During her treatment, she learned about the SummeRun and Walk for Ovarian Cancer. The 5K run/walk is put on every year by the Marsha Rivkin Center for Ovarian Cancer Research with proceeds benefiting the Seattle-based nonprofit.
Hosford participated in the event — which takes place in Seattle’s Capitol Hill neighborhood, where she also lives — but she didn’t realize the toll it would take on her body and how tired she would be during the walk.
“I literally had been one week out of surgery and one week into chemo,” she said about the event’s timing.
Despite that first experience, Hosford — who was 50 when she was diagnosed — has participated in the SummeRun every year since then. The now 62-year-old has also been cancer free since then.
This year, Hosford was also the SummeRun honoree, an ovarian cancer survivor who is chosen to be the spokesperson for the event.

According to a Rivkin Center press release, the honoree is “typically someone who has made advocacy and building awareness of ovarian cancer part of her life.”
After her first SummeRun, Hosford continued fundraising for the Rivkin Center event. She wanted to get more involved after a few years and so began volunteering for the organization. In addition, Hosford decided to focus any major fundraising she does on the Rivkin Center.
“I decided primarily because the Rivkin Center is very focused on scientific research,” she said.
Hosford explained that the treatment she received after she was diagnosed was a clinical trial.
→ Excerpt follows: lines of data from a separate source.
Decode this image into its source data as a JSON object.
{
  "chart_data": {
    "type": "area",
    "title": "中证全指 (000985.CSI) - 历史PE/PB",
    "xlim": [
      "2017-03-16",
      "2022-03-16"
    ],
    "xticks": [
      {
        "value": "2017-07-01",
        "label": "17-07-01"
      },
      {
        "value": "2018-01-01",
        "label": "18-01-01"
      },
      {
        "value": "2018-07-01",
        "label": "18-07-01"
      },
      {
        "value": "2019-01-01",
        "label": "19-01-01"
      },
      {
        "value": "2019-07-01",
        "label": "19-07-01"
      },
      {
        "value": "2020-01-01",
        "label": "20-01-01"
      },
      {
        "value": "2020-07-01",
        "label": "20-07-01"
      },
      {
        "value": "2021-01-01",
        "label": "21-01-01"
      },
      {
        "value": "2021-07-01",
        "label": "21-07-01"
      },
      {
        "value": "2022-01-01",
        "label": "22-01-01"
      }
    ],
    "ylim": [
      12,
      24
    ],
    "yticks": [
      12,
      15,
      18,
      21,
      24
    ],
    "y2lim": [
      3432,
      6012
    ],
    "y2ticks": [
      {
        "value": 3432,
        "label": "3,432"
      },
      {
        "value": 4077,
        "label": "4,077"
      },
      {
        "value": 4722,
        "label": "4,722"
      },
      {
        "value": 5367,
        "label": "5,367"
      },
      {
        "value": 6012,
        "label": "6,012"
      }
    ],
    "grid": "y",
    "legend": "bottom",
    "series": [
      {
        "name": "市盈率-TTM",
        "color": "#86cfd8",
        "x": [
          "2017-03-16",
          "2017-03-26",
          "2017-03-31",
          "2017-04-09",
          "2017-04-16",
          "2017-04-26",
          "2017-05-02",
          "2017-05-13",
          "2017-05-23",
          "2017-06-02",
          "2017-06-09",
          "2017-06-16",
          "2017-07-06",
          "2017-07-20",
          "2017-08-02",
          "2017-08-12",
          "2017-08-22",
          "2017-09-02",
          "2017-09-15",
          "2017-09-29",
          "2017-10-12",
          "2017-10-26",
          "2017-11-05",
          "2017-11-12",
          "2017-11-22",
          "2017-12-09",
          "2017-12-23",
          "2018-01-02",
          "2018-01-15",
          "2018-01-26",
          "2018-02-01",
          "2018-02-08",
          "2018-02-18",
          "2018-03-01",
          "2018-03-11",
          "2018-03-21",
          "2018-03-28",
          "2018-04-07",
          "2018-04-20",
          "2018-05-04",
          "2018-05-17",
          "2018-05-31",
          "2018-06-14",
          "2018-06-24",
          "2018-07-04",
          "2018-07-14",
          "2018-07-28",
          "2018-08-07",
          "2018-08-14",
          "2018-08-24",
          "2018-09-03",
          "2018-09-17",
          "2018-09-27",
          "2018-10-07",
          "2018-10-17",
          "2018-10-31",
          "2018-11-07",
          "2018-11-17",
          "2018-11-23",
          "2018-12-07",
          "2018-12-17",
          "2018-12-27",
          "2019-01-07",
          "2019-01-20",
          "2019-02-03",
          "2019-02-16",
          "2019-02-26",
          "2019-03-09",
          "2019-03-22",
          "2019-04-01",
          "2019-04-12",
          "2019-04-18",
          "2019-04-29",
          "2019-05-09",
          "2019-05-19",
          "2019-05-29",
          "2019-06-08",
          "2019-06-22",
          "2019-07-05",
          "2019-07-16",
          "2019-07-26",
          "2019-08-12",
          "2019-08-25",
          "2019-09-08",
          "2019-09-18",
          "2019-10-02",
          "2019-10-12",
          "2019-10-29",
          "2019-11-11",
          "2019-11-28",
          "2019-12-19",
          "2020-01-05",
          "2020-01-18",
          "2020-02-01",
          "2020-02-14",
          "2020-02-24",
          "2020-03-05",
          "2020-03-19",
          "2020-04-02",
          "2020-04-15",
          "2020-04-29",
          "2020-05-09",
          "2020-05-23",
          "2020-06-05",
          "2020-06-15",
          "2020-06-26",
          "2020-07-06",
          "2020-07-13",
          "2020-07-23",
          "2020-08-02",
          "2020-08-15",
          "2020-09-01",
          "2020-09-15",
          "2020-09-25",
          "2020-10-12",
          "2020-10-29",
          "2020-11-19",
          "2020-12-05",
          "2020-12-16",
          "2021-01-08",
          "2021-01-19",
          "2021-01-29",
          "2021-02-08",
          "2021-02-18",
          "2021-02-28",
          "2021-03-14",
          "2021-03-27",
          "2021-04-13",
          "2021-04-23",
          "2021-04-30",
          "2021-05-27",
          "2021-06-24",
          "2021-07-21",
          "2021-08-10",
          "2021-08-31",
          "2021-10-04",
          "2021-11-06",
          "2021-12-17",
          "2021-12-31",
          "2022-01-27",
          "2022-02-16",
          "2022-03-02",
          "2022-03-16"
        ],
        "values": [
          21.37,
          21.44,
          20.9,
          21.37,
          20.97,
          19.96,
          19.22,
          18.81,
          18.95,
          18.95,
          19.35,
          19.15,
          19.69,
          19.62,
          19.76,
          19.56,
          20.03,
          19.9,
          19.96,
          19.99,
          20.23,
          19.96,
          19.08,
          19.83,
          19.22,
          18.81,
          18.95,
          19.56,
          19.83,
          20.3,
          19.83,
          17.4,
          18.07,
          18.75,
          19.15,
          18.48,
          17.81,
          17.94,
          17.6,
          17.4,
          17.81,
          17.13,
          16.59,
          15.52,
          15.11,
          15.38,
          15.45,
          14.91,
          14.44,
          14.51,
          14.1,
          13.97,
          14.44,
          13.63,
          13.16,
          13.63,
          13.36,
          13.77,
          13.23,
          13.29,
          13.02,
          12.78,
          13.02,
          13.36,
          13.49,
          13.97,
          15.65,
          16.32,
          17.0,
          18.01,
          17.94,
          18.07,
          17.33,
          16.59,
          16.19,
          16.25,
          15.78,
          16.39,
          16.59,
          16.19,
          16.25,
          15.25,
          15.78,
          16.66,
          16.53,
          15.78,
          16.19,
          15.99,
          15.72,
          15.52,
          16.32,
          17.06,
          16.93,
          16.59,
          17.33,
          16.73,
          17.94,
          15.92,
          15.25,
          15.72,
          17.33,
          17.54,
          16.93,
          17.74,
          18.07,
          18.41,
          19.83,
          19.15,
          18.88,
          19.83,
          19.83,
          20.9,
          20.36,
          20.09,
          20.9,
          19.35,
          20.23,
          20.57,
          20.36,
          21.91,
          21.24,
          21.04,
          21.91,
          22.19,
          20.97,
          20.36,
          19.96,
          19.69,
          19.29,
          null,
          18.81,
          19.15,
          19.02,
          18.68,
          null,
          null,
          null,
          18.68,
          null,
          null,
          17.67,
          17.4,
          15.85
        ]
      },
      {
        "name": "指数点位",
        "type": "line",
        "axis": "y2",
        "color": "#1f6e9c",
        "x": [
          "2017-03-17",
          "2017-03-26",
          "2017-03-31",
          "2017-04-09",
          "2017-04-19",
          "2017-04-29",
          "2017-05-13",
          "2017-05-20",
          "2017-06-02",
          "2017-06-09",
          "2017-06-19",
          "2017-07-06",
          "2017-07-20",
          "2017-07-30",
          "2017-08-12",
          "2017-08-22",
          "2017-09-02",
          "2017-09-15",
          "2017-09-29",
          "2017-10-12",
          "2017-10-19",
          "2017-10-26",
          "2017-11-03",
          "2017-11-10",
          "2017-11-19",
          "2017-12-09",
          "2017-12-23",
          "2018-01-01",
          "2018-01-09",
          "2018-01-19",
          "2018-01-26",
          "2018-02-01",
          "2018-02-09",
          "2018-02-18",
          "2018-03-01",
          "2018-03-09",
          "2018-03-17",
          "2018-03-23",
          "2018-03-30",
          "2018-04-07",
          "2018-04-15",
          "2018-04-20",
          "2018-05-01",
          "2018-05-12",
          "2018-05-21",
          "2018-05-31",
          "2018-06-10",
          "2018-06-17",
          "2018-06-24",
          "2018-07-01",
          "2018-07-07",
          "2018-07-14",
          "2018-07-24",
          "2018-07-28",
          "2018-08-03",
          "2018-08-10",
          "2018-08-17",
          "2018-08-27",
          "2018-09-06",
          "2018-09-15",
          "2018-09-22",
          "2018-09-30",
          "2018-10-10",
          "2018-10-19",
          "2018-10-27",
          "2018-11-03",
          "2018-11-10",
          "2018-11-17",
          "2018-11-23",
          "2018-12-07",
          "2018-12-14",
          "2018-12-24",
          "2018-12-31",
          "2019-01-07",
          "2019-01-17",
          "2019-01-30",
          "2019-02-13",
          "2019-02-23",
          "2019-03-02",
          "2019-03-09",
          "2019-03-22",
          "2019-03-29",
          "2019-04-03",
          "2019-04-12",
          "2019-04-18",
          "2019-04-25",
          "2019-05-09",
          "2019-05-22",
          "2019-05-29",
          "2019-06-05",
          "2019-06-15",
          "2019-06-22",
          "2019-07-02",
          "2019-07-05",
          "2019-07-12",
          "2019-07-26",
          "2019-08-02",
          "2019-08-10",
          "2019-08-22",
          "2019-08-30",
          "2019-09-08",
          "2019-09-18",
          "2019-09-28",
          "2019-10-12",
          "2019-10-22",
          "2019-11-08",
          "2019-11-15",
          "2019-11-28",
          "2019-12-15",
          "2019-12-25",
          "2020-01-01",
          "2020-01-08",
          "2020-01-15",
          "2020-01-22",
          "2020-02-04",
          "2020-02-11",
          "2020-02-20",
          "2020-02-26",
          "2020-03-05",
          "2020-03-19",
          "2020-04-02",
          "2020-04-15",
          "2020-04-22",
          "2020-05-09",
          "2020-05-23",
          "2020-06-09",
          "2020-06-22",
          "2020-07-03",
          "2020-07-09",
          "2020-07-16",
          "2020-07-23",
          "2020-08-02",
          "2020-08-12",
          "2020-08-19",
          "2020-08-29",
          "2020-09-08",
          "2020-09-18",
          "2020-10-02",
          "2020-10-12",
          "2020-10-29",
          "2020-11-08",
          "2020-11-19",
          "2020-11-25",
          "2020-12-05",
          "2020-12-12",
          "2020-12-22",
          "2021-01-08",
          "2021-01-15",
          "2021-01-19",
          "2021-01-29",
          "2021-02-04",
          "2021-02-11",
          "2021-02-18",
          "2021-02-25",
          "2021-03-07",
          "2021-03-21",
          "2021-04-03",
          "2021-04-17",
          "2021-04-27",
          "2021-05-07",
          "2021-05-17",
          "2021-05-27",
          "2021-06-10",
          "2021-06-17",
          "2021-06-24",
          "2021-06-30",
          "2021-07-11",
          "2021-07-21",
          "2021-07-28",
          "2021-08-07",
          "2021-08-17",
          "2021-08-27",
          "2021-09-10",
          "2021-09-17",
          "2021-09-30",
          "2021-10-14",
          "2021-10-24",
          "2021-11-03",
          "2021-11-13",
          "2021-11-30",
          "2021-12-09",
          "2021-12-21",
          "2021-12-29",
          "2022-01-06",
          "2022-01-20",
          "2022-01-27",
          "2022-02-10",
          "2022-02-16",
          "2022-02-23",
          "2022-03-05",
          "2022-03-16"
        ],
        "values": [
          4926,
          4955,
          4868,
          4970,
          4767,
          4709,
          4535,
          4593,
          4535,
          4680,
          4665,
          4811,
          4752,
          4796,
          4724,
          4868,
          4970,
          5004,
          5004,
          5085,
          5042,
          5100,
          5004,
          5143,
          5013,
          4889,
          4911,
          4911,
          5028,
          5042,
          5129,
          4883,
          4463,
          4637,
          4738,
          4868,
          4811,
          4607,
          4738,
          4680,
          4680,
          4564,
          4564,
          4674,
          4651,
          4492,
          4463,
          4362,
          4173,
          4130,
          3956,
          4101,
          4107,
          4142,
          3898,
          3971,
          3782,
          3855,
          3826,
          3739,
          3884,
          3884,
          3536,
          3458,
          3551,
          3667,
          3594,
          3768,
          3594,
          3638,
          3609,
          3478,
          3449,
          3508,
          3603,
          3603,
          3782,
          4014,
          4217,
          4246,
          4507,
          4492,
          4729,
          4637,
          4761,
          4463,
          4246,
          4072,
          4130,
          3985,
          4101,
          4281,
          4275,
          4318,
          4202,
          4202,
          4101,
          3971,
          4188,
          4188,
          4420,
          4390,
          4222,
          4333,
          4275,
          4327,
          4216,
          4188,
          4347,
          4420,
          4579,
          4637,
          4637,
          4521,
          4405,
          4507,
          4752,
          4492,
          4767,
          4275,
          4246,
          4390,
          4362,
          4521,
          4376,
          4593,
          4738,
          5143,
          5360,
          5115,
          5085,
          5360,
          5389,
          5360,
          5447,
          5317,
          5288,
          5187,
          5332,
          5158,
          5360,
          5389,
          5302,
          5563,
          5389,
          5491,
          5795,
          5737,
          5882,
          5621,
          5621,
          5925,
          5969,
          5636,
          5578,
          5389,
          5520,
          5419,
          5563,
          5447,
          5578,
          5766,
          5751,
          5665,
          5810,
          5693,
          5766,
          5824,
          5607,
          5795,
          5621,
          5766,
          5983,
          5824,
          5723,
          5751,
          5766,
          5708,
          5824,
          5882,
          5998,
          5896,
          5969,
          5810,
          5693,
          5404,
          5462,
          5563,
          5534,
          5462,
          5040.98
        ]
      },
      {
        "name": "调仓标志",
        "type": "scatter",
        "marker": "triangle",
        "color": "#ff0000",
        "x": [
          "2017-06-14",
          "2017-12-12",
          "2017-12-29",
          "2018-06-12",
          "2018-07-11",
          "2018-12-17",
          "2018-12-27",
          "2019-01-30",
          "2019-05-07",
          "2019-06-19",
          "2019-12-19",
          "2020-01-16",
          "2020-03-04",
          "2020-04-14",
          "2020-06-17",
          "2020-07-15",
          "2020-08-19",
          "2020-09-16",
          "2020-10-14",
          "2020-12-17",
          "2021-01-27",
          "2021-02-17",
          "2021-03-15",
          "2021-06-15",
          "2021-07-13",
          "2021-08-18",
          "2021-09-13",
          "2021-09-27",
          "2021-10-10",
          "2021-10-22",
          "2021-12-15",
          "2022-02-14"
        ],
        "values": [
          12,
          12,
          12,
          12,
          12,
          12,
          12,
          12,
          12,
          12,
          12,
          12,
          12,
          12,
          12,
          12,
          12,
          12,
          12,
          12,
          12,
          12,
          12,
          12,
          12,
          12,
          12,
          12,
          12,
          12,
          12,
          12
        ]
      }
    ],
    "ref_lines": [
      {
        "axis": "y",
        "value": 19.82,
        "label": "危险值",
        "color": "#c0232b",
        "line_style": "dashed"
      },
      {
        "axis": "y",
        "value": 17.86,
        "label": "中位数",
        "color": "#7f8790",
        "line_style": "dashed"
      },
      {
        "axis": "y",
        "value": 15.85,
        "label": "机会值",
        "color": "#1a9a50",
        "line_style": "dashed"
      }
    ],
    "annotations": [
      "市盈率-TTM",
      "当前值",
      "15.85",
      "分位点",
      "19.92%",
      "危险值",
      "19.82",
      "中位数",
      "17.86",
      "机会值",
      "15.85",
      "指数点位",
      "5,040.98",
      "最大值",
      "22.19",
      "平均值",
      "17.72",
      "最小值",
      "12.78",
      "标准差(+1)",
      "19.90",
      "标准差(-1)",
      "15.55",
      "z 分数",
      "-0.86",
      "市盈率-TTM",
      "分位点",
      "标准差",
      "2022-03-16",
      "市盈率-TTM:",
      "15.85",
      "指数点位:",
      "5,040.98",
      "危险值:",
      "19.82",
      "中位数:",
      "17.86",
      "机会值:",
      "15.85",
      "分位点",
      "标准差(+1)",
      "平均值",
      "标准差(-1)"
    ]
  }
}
Nine years after she first got involved in the Rivkin Center, Hosford was asked to sit on the nonprofit’s board of directors. She was hesitant at first, telling the executive director who asked her that she is not a “big name” who could help increase the Rivkin Center’s visibility; nor was she someone with deep pockets who could contribute financially.
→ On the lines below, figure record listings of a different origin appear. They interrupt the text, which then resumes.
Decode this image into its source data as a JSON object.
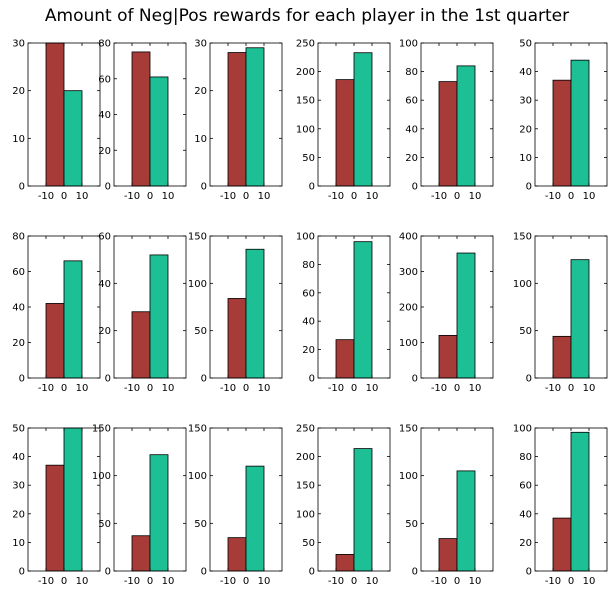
{
  "title": "Amount of Neg|Pos rewards for each player in the 1st quarter",
  "colors": {
    "neg": "#a63b38",
    "pos": "#1dbf94",
    "axis": "#000000"
  },
  "chart_data": [
    {
      "type": "bar",
      "x": [
        -5,
        5
      ],
      "values": [
        30,
        20
      ],
      "ylim": [
        0,
        30
      ],
      "yticks": [
        0,
        10,
        20,
        30
      ],
      "xticks": [
        -10,
        0,
        10
      ]
    },
    {
      "type": "bar",
      "x": [
        -5,
        5
      ],
      "values": [
        75,
        61
      ],
      "ylim": [
        0,
        80
      ],
      "yticks": [
        0,
        20,
        40,
        60,
        80
      ],
      "xticks": [
        -10,
        0,
        10
      ]
    },
    {
      "type": "bar",
      "x": [
        -5,
        5
      ],
      "values": [
        28,
        29
      ],
      "ylim": [
        0,
        30
      ],
      "yticks": [
        0,
        10,
        20,
        30
      ],
      "xticks": [
        -10,
        0,
        10
      ]
    },
    {
      "type": "bar",
      "x": [
        -5,
        5
      ],
      "values": [
        186,
        233
      ],
      "ylim": [
        0,
        250
      ],
      "yticks": [
        0,
        50,
        100,
        150,
        200,
        250
      ],
      "xticks": [
        -10,
        0,
        10
      ]
    },
    {
      "type": "bar",
      "x": [
        -5,
        5
      ],
      "values": [
        73,
        84
      ],
      "ylim": [
        0,
        100
      ],
      "yticks": [
        0,
        20,
        40,
        60,
        80,
        100
      ],
      "xticks": [
        -10,
        0,
        10
      ]
    },
    {
      "type": "bar",
      "x": [
        -5,
        5
      ],
      "values": [
        37,
        44
      ],
      "ylim": [
        0,
        50
      ],
      "yticks": [
        0,
        10,
        20,
        30,
        40,
        50
      ],
      "xticks": [
        -10,
        0,
        10
      ]
    },
    {
      "type": "bar",
      "x": [
        -5,
        5
      ],
      "values": [
        42,
        66
      ],
      "ylim": [
        0,
        80
      ],
      "yticks": [
        0,
        20,
        40,
        60,
        80
      ],
      "xticks": [
        -10,
        0,
        10
      ]
    },
    {
      "type": "bar",
      "x": [
        -5,
        5
      ],
      "values": [
        28,
        52
      ],
      "ylim": [
        0,
        60
      ],
      "yticks": [
        0,
        20,
        40,
        60
      ],
      "xticks": [
        -10,
        0,
        10
      ]
    },
    {
      "type": "bar",
      "x": [
        -5,
        5
      ],
      "values": [
        84,
        136
      ],
      "ylim": [
        0,
        150
      ],
      "yticks": [
        0,
        50,
        100,
        150
      ],
      "xticks": [
        -10,
        0,
        10
      ]
    },
    {
      "type": "bar",
      "x": [
        -5,
        5
      ],
      "values": [
        27,
        96
      ],
      "ylim": [
        0,
        100
      ],
      "yticks": [
        0,
        20,
        40,
        60,
        80,
        100
      ],
      "xticks": [
        -10,
        0,
        10
      ]
    },
    {
      "type": "bar",
      "x": [
        -5,
        5
      ],
      "values": [
        120,
        352
      ],
      "ylim": [
        0,
        400
      ],
      "yticks": [
        0,
        100,
        200,
        300,
        400
      ],
      "xticks": [
        -10,
        0,
        10
      ]
    },
    {
      "type": "bar",
      "x": [
        -5,
        5
      ],
      "values": [
        44,
        125
      ],
      "ylim": [
        0,
        150
      ],
      "yticks": [
        0,
        50,
        100,
        150
      ],
      "xticks": [
        -10,
        0,
        10
      ]
    },
    {
      "type": "bar",
      "x": [
        -5,
        5
      ],
      "values": [
        37,
        50
      ],
      "ylim": [
        0,
        50
      ],
      "yticks": [
        0,
        10,
        20,
        30,
        40,
        50
      ],
      "xticks": [
        -10,
        0,
        10
      ]
    },
    {
      "type": "bar",
      "x": [
        -5,
        5
      ],
      "values": [
        37,
        122
      ],
      "ylim": [
        0,
        150
      ],
      "yticks": [
        0,
        50,
        100,
        150
      ],
      "xticks": [
        -10,
        0,
        10
      ]
    },
    {
      "type": "bar",
      "x": [
        -5,
        5
      ],
      "values": [
        35,
        110
      ],
      "ylim": [
        0,
        150
      ],
      "yticks": [
        0,
        50,
        100,
        150
      ],
      "xticks": [
        -10,
        0,
        10
      ]
    },
    {
      "type": "bar",
      "x": [
        -5,
        5
      ],
      "values": [
        29,
        214
      ],
      "ylim": [
        0,
        250
      ],
      "yticks": [
        0,
        50,
        100,
        150,
        200,
        250
      ],
      "xticks": [
        -10,
        0,
        10
      ]
    },
    {
      "type": "bar",
      "x": [
        -5,
        5
      ],
      "values": [
        34,
        105
      ],
      "ylim": [
        0,
        150
      ],
      "yticks": [
        0,
        50,
        100,
        150
      ],
      "xticks": [
        -10,
        0,
        10
      ]
    },
    {
      "type": "bar",
      "x": [
        -5,
        5
      ],
      "values": [
        37,
        97
      ],
      "ylim": [
        0,
        100
      ],
      "yticks": [
        0,
        20,
        40,
        60,
        80,
        100
      ],
      "xticks": [
        -10,
        0,
        10
      ]
    }
  ]
}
Hosford said this was exactly why she was asked: She was someone who had actually survived ovarian cancer. To this day, Hosford is still the only Rivkin Center board member who had been an ovarian cancer patient.
Ovarian cancer is often referred to as the silent killer because there is no definitive way to detect it, and once it is found, the cancer has often progressed to a very late stage. And with symptoms that include abdominal bloating, discomfort or pain, a lack of appetite, lack of energy and nausea, it’s easy to mistake them for something else.
Hosford pointed out that many women have experienced these symptoms all at the same time for various reasons having nothing to do with cancer. She also acknowledged that she was lucky to have found that lemon-sized lump because not many other women have such an obvious symptom that something is wrong, adding that if she were 20 pounds heavier, she probably wouldn’t have found the lump until it was too late.
“Diagnosing this disease is almost impossible,” Hosford said.